Balaram has made outstanding contributions towards the understanding of the structure and function of voltage gated transmembrane peptide channels. His major contributions may be classified into three areas: (i) studies on transmembrane peptide channels, (ii) conformational models for peptide folding and (iii) biophysical and chemical studies on membranes and model systems.

He has elucidated the structural chemistry of -aminoisobutyric acid peptides related to alamethicin. He has carried out detailed studies on synthesis, conformational analysis and biological activity of channel peptides and has provided the basis for postulating the helix dipole model for these channels.

Dr Balaram has made valuable contributions in the general area of design and synthesis of model peptides, particularly disulfides. These studies have provided a means for developing bioorganic models for redox proteins containing active disulfide loops. Balaram's contributions in the area of biological membranes and in developing fluorescent probe methodology for examining membrane structure are highly significant. This aspect is exemplified by work establishing regional differentiation of sperm plasma membranes. In his most recent work, he has demonstrated the use of disulfide crosslinking as a means of thermally stabilizing multimeric proteins, using thymidylate synthase as a model.

The report by Mueller and Rudin, 1969, that alamethicin, a cyclic peptide, induces voltage-dependent ion channel formation in artificial lipid bilayers, sparked interest in peptides of fungal origin, rich in alpha aminioisobutyric acid, Aib, 2-methylalanine.
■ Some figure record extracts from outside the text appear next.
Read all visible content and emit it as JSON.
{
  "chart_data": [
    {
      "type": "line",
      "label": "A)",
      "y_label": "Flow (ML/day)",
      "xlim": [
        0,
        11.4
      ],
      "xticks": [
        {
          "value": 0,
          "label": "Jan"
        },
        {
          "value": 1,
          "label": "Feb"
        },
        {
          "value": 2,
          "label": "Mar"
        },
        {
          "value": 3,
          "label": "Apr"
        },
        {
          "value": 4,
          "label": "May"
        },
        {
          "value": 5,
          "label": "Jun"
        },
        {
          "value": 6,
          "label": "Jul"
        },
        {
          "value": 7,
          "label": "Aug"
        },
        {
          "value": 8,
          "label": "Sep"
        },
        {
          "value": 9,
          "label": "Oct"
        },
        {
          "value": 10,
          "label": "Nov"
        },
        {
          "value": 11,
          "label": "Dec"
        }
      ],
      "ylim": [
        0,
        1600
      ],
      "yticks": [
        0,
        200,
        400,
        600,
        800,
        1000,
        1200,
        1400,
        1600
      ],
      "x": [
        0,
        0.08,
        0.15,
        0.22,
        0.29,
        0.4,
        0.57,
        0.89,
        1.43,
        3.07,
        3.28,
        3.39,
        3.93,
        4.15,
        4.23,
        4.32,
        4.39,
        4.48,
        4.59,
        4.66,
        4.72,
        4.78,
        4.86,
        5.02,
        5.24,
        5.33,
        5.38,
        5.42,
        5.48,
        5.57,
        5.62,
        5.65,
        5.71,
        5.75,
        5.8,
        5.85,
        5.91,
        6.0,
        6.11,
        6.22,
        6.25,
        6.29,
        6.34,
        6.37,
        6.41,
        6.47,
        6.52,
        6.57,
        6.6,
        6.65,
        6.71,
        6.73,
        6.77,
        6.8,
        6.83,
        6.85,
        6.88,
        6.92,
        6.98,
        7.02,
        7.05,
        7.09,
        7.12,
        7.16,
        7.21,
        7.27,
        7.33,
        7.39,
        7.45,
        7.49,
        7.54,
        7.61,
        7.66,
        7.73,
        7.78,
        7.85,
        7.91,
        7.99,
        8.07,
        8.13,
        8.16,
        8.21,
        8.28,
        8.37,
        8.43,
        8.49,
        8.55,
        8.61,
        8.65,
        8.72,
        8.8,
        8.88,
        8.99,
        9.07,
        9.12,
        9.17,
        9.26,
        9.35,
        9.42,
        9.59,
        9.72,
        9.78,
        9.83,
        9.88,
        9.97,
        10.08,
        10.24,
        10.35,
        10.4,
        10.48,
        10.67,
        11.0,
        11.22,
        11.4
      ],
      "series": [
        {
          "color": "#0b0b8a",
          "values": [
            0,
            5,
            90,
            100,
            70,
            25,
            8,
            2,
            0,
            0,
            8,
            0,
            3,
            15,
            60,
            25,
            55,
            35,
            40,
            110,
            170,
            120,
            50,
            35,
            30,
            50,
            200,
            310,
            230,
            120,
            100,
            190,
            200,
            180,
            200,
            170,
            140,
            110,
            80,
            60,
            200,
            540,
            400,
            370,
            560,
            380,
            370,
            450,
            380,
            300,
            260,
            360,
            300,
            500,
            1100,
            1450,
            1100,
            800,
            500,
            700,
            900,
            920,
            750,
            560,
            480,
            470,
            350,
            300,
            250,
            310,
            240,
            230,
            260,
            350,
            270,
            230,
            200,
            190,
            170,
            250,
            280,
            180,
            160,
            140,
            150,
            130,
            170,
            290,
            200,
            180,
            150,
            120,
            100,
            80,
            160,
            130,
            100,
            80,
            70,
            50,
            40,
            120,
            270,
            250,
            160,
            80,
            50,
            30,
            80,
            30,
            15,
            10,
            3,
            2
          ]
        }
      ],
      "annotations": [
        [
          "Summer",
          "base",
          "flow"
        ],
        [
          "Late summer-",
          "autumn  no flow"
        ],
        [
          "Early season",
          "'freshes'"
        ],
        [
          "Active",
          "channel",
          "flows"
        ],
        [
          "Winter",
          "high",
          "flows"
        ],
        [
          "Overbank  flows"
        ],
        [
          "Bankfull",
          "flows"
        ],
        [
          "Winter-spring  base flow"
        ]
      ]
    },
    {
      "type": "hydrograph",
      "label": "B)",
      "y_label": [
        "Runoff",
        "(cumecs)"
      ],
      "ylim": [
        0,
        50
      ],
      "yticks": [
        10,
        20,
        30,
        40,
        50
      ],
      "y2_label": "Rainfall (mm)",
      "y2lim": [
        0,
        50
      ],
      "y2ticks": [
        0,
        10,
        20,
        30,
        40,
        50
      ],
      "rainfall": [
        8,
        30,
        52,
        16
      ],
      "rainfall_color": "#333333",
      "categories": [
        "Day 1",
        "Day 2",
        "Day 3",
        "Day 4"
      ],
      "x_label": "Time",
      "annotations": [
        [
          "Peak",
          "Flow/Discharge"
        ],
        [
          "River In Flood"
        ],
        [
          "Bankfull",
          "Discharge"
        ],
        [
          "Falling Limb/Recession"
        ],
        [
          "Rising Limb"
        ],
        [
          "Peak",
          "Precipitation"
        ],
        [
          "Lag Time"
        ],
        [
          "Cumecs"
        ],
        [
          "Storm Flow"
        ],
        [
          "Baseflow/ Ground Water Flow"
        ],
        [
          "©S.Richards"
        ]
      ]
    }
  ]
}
The structure of alamethicin was corrected in 1976 to reveal an acyclic sequence, rich in Aib, blocked at both N and C-termini. An endeavour to produce alamethicin by chemical synthesis, soon unveiled the unusual and attractive properties of peptides containing Aib.

The alamethicin N-terminal tetrapeptide was quickly reached by solution phase chemistry. Surprisingly, crystals appeared almost instantly after purification. Diffraction photographs, then painstakingly measured, seemed promising enough to move even further forward towards structure determination. Direct methods of phase determination, still in their infancy, revealed a folded structure with two internal 10-atom CO—HN hydrogen bonds, launching the peptide 3₁₀-helix on its way.

The backbone conformational constraints imposed by C^α alkylation provided an easy route to helix design and to restrict conformational excursions in biologically active peptides. The growing understanding of polypeptide chain folding in proteins suggested that D-Pro induced prime turns would nucleate β-hairpins in designed peptides. Attempts to probe helix stability by insertion of the backbone expanded β and γ residues uncovered the wealth of hydrogen bonded folded structures in hybrid sequences, even as the field of β and γ peptides was established by Seebach and Gellman. This lecture traces the journey taken at Bangalore from the mid-1970s on promoting the use of non-canonical amino acids in peptide design.